From our call for papers:
About Jean Gebser
Jean Gebser (1905-1973) was a German philosopher, poet, and phenomenologist of consciousness. He is best known in the English-speaking world for The Ever-Present Origin (1949/1953), a masterful work of philosophical scholarship detailing a series of structural transformations in human consciousness. These leaps, or “mutations”, between structures often coincided with the simultaneous breakdown of deficient mentalities and the creative resurgence of new, spiritual qualities in humanity. Our present world anticipates a dramatic leap into the new, integral structure, which is noted for its quality of a-perspectivalism and seeing through and behind things. Only through transparency can the ever-presence of origin be perceived.
In Jean Gebser’s body of work, the principle of transparency is a unique expression of the emerging integral world. The nascent, integral structure of consciousness, which Gebser believed was well underway during his lifetime, could be identified by its spiritual capacity to render the world transparent, to shine through (durchscheinen) to its originary and primordial powers. The effect this would have on the previously realized structures of consciousness would be to render them diaphanous in both its dark aspects (the magic and mythic ontologies) as well as its light aspects (the mental-rational ontology).

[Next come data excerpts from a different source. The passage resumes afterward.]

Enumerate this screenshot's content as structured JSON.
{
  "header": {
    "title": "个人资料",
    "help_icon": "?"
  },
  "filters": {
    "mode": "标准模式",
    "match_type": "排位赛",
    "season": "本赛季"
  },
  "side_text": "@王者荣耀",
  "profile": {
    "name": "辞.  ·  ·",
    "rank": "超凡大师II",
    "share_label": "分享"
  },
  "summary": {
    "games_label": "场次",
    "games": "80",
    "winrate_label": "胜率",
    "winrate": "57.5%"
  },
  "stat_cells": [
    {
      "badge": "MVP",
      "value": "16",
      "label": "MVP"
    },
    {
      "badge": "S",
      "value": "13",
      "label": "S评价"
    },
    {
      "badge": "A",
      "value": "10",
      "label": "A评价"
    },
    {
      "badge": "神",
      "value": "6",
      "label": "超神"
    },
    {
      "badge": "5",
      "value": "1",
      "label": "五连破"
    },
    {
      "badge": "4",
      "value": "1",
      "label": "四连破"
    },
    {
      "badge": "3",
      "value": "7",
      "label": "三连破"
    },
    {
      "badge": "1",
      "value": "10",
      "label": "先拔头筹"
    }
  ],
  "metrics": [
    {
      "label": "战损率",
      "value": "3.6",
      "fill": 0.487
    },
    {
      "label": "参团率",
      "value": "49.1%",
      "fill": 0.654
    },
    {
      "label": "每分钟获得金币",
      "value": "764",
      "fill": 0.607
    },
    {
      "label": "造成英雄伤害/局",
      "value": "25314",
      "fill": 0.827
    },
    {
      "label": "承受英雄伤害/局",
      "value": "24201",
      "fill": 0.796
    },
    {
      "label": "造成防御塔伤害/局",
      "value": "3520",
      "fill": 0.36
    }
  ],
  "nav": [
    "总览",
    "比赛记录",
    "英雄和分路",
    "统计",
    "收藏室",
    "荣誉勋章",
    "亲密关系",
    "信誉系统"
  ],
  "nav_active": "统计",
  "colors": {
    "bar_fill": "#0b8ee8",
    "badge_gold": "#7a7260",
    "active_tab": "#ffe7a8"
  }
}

The synonyms clarity and lucidity were also provided by Gebser as qualitative descriptors—found in both the arts, through poets like Rilke, or the sciences, through physicists like Niels Bohr and Werner Heisenberg with the discoveries in quantum mechanics—to further elucidate the integral structure.
For the 47th annual Jean Gebser Society conference, we ask our presenters to examine the question of transparency. What is the nature of transparency? In what ways has transparency manifested in our present world? What are its challenges and complexities? How might this quality be assessed in both the humanities and the sciences in the decades following The Ever-Present Origin’s publication? How have planetary-scaled phenomena, like climate change and the ecological crisis, or communication revolutions, like New Media and the internet, furthered and complicated our understanding? To what degree does transparency reveal both the efficient and deficient manifestations of globalization?
Presenters are encouraged to consider the direct, phenomenological implications of transparency. Alongside scholarly and scientific studies, contributions from the arts, such as music, experimental cinema, and poetry, are especially encouraged.